Notre connexion à la réalité n'est rien de plus que de la perception. Cela repose toujours, comme Karl Popper l'a souligné, sur des théories. Le savoir scientifique ne vient pas de nulle part. Il est comme toute connaissance. Il est conjectures, hypothèses, testé par l'observation, et non basé dessus. Alors, est-ce que les conjectures vérifiables sont la grande innovation qui a ouvert les portes de la prison intellectuelle ? Non. Contrairement à ce qui est repandu, il est commun de faire des hypothèses vérifiables dans les mythes et toutes sortes de modes de pensée irrationnels. N'importe qui affirmant que le soleil ne se lèvera pas mardi fait une prédiction vérifiable.
Considérons l'ancien mythe grec expliquant les saisons. Hadès, le dieu des enfers, kidnappe Perséphone, déesse de l'automne, et négocie un contrat de mariage forcé, l'obligeant à revenir régulièrement, puis il la laisse s'en aller. Et tous les ans, elle est forcée à revenir par magie. Et sa mère, Déméter, déesse de la Terre, est triste, provoquant le froid et l'aridité des terres. Ce mythe est vérifiable. Si l'hiver est causé par la tristesse de Déméter, cela doit se produire partout sur la Terre, au même moment. Donc si les Grecs anciens avaient seulement eu vent qu'en Australie c'est la période la plus chaude alors que Déméter est au plus triste, ils auraient su que leurs théories étaient fausses.
Donc qu'est-ce qui ne va pas avec ce mythe, et toutes les pensées pré-scientifiques, et qu'est-ce qui a donc fait cette différence capitale ? Je pense qu'il y a une chose dont vous devriez vous soucier. Et cela implique la vérifiabilité, la méthode scientifique, la révolution des lumières et tout ça. Et voici la chose cruciale. Il y a vraiment quelque chose de défectueux dans une histoire. Et je ne parle pas d'un défaut logique. Je veux dire une mauvaise explication. Qu'est-ce que ça signifie ? Et bien, une explication est une assertion à propos de quelque chose ici, invisible, et qui justifie ce qu'on observe.
Parce que le rôle explicatoire du contrat de mariage de Perséphone peut être joué de façon équivalente par une infinité d'autres entités ad hoc. Pourquoi un contrat de mariage plutôt qu'une autre raison pour un événement annuel ordinaire ? En voici une. Perséphone n'a pas été relâchée. Elle s'est échappée, et revient chaque printemps pour prendre sa revanche sur Hadès, avec ses « pouvoirs du printemps ». Elle rafraîchit le domaine d'Hadès avec l'air printanier, faisant remonter la chaleur à la surface, créant l'été. Ceci explique les mêmes phénomènes que le mythe original. C'est également vérifiable. Pourtant ce qu'elle affirme sur la réalité est, à bien des égards, le contraire. Et ceci est possible car les détails du mythe original ne sont pas liés aux saisons, excepté via le mythe lui même.

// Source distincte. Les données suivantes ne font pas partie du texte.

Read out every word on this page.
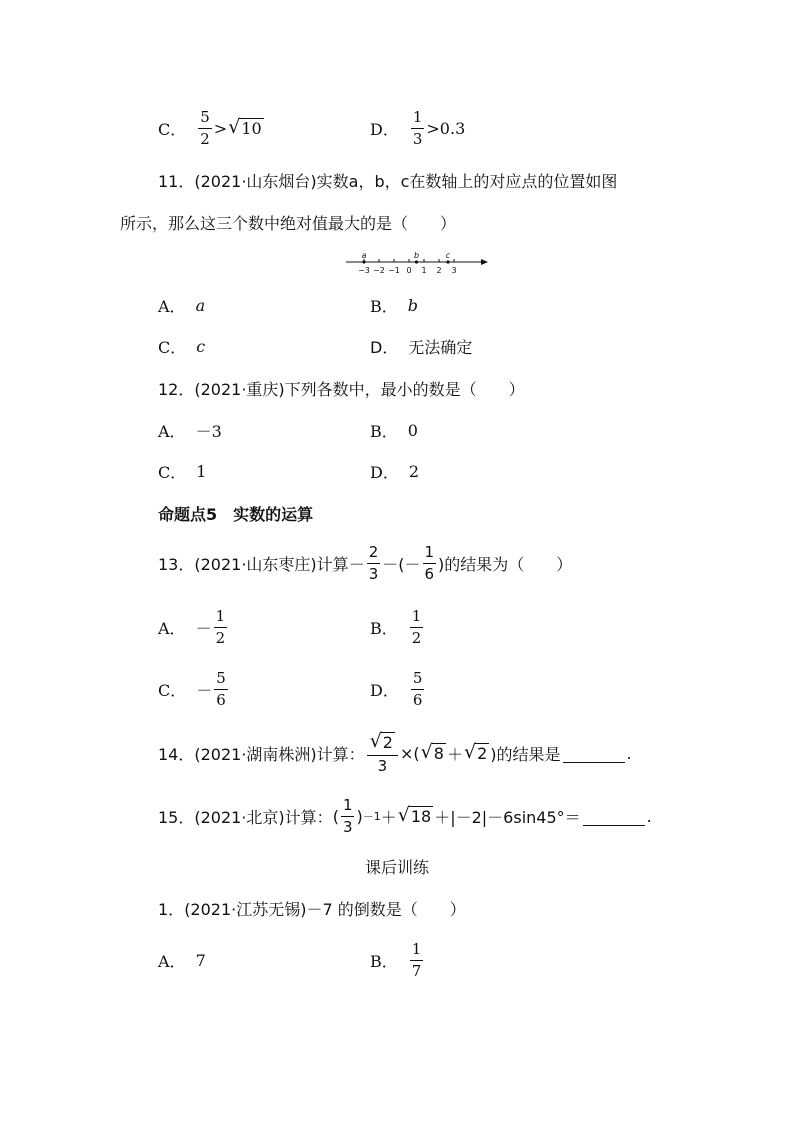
C． $\frac{5}{2}$ > √ 10	D． $\frac{1}{3} >0.3$
11． (2021·山东烟台) 实数a，b，c在数轴上的对应点的位置如图
所示，那么这三个数中绝对值最大的是（　　）
−3 −2 −1 0 1 2 3
a	b	c
A． a	B． b
C． c	D． 无法确定
12． (2021·重庆) 下列各数中，最小的数是（　　）
A． －3	B． 0
C． 1	D． 2
命题点5　实数的运算
13． (2021·山东枣庄) 计算 － $\frac{2}{3}$ －(－ $\frac{1}{6}$ )的结果为（　　）
A． － $\frac{1}{2}$	B． $\frac{1}{2}$
C． － $\frac{5}{6}$	D． $\frac{5}{6}$
14． (2021·湖南株洲) 计算： $\frac{√ 2}{3}$ ×( √ 8 ＋ √ 2 )的结果是	.
15． (2021·北京) 计算： ( $\frac{1}{3}$ ) －1 ＋ √ 18 ＋|－2|－6sin45°＝	.
课后训练
1． (2021·江苏无锡) －7 的倒数是（　　）
A． 7	B． $\frac{1}{7}$
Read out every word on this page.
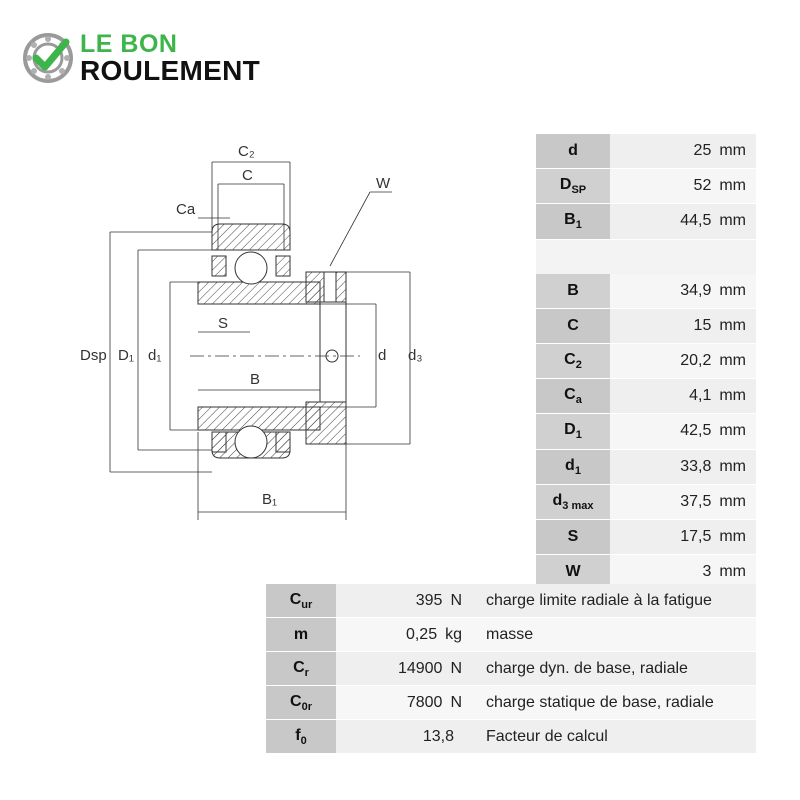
LE BON
ROULEMENT
C₂
C
Ca
W
Dsp D₁ d₁
S
B
d d₃
B₁
d	25 mm
$D_{SP}$	52 mm
$B_1$	44,5 mm
B	34,9 mm
C	15 mm
$C_2$	20,2 mm
$C_a$	4,1 mm
$D_1$	42,5 mm
$d_1$	33,8 mm
$d_{3 max}$	37,5 mm
S	17,5 mm
W	3 mm
$C_{ur}$	395 N	charge limite radiale à la fatigue
m	0,25 kg	masse
$C_r$	14900 N	charge dyn. de base, radiale
$C_{0r}$	7800 N	charge statique de base, radiale
$f_0$	13,8	Facteur de calcul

Cette variabilité facile est le signe d'une mauvaise explication. Parce que, sans une raison fonctionnelle de préférer une des nombreuses variantes, en préconiser une, par rapport aux autres est irrationnel. Ainsi, l'essence de ce qui fait la différence pour permettre le progrès, est la recherche des bonnes explications, de celles qui ne permettent pas facilement de variantes, tout en continuant à expliquer les phénomènes.

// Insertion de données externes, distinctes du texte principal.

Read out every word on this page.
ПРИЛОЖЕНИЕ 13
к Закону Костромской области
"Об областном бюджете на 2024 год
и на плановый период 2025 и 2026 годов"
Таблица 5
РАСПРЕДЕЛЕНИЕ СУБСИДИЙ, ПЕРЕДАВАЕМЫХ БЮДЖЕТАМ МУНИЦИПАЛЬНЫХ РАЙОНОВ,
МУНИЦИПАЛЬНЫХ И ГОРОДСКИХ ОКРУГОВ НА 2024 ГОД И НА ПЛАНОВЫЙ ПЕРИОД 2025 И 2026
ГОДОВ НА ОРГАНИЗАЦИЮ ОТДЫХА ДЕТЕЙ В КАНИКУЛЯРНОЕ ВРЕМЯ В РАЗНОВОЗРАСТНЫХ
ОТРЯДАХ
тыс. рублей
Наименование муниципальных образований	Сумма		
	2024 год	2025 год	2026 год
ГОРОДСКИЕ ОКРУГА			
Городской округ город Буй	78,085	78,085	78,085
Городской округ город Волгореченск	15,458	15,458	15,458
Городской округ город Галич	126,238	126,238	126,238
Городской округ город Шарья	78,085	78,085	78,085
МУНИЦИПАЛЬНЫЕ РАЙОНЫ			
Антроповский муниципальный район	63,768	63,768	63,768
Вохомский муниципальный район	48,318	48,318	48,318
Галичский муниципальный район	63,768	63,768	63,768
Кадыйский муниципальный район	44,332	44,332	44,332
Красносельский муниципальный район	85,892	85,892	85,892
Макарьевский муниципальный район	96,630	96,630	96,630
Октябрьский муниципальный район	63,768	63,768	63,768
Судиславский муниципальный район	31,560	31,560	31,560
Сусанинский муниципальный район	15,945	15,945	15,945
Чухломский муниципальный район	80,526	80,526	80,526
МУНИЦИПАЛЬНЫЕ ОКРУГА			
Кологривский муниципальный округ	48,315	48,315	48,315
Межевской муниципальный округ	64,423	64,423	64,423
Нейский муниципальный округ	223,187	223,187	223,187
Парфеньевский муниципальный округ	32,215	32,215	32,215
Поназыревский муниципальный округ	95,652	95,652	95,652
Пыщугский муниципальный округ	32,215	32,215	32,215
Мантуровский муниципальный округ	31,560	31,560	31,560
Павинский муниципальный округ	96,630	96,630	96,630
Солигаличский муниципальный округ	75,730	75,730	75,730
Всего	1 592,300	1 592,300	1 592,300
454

Maintenant, notre explication des saisons est que l'axe de la Terre est incliné comme ceci, ainsi chaque hémisphère est incliné vers le soleil la moitié de l'année, et de l'autre côté pour le reste de l'année. C'est mieux en rajoutant ça. (Rires) C'est une bonne explication : difficile de trouver des variantes, parce que chaque détail a un rôle fonctionnel. Par exemple, nous savons, indépendamment des saisons, qu'une surface inclinée est moins chauffée qu'une même surface tangente à un rayonnement calorifique. et qu'une sphère qui tourne, dans l'espace, pointe constamment dans la même direction. Et l'inclinaison explique aussi l'angle d'élévation du soleil aux différentes périodes de l'année, et prédit que les saisons seront désynchronisées dans les deux hémisphères. Si elles avaient été observées en phase, la théorie aurait été rejetée. Mais maintenant, le fait que ce soit aussi une bonne explication, difficilement variable, fait une différence cruciale.

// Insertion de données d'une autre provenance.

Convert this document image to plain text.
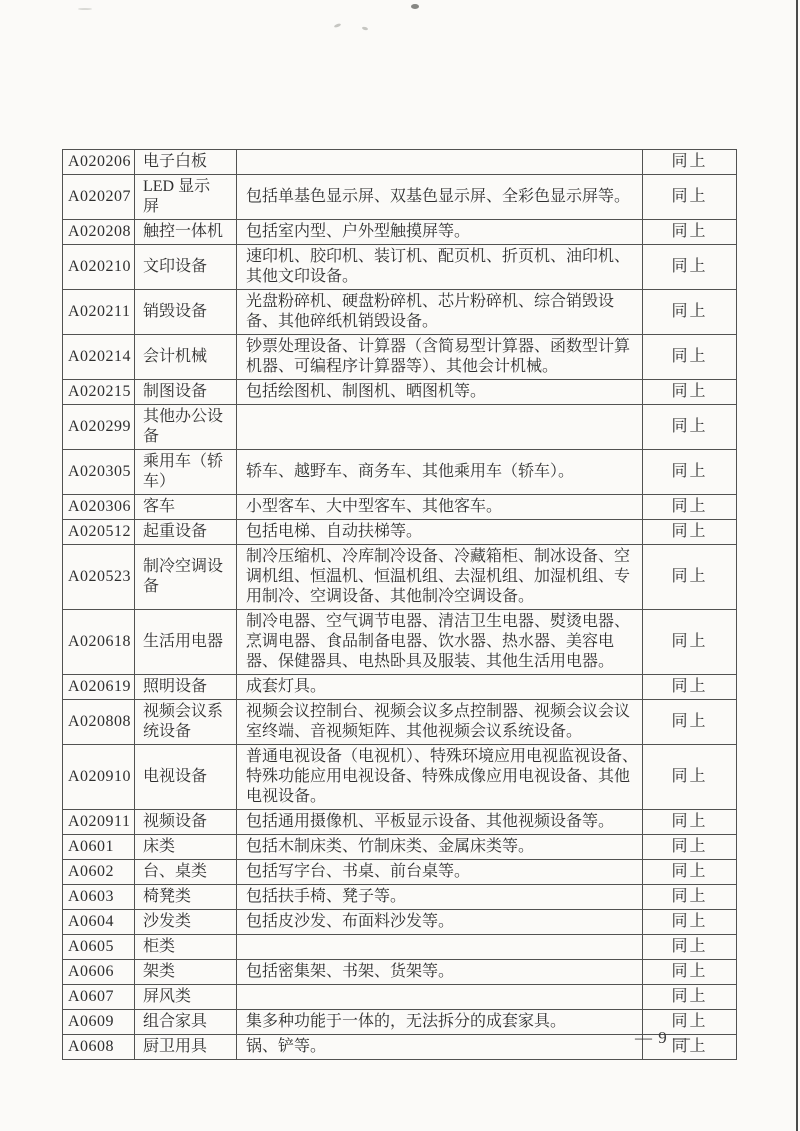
A020206	电子白板		同上
A020207	LED 显示屏	包括单基色显示屏、双基色显示屏、全彩色显示屏等。	同上
A020208	触控一体机	包括室内型、户外型触摸屏等。	同上
A020210	文印设备	速印机、胶印机、装订机、配页机、折页机、油印机、其他文印设备。	同上
A020211	销毁设备	光盘粉碎机、硬盘粉碎机、芯片粉碎机、综合销毁设备、其他碎纸机销毁设备。	同上
A020214	会计机械	钞票处理设备、计算器（含简易型计算器、函数型计算机器、可编程序计算器等）、其他会计机械。	同上
A020215	制图设备	包括绘图机、制图机、晒图机等。	同上
A020299	其他办公设备		同上
A020305	乘用车（轿车）	轿车、越野车、商务车、其他乘用车（轿车）。	同上
A020306	客车	小型客车、大中型客车、其他客车。	同上
A020512	起重设备	包括电梯、自动扶梯等。	同上
A020523	制冷空调设备	制冷压缩机、冷库制冷设备、冷藏箱柜、制冰设备、空调机组、恒温机、恒温机组、去湿机组、加湿机组、专用制冷、空调设备、其他制冷空调设备。	同上
A020618	生活用电器	制冷电器、空气调节电器、清洁卫生电器、熨烫电器、烹调电器、食品制备电器、饮水器、热水器、美容电器、保健器具、电热卧具及服装、其他生活用电器。	同上
A020619	照明设备	成套灯具。	同上
A020808	视频会议系统设备	视频会议控制台、视频会议多点控制器、视频会议会议室终端、音视频矩阵、其他视频会议系统设备。	同上
A020910	电视设备	普通电视设备（电视机）、特殊环境应用电视监视设备、特殊功能应用电视设备、特殊成像应用电视设备、其他电视设备。	同上
A020911	视频设备	包括通用摄像机、平板显示设备、其他视频设备等。	同上
A0601	床类	包括木制床类、竹制床类、金属床类等。	同上
A0602	台、桌类	包括写字台、书桌、前台桌等。	同上
A0603	椅凳类	包括扶手椅、凳子等。	同上
A0604	沙发类	包括皮沙发、布面料沙发等。	同上
A0605	柜类		同上
A0606	架类	包括密集架、书架、货架等。	同上
A0607	屏风类		同上
A0609	组合家具	集多种功能于一体的，无法拆分的成套家具。	同上
A0608	厨卫用具	锅、铲等。	同上
— 9 —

Si les Grecs anciens avaient connaissance des saisons en Australie, ils auraient pu facilement adapter leur mythe pour prédire ça. Par exemple, quand Déméter est en colère, elle bannit la chaleur environnante jusqu'à l'autre hémisphère, où cela produit l'été. Ainsi, l'observation montrant qu'ils avaient tort, changer leur théorie en conséquence n'aurait toujours pas permis aux Grecs anciens de mieux comprendre les saisons, parce que leur explication était mauvaise : facilement variable. Et c'est seulement lorsque l'explication est bonne qu'il faut se poser la question de savoir si c'est vérifiable. Si la théorie de l'inclinaison de l'axe de la terre avait été refusée, ses défenseurs n'auraient eu nulle part où aller. Il n'y a pas de modifications faciles de la théorie, qui puissent faire en sorte que l'inclinaison provoque les mêmes saisons dans les deux hémisphères.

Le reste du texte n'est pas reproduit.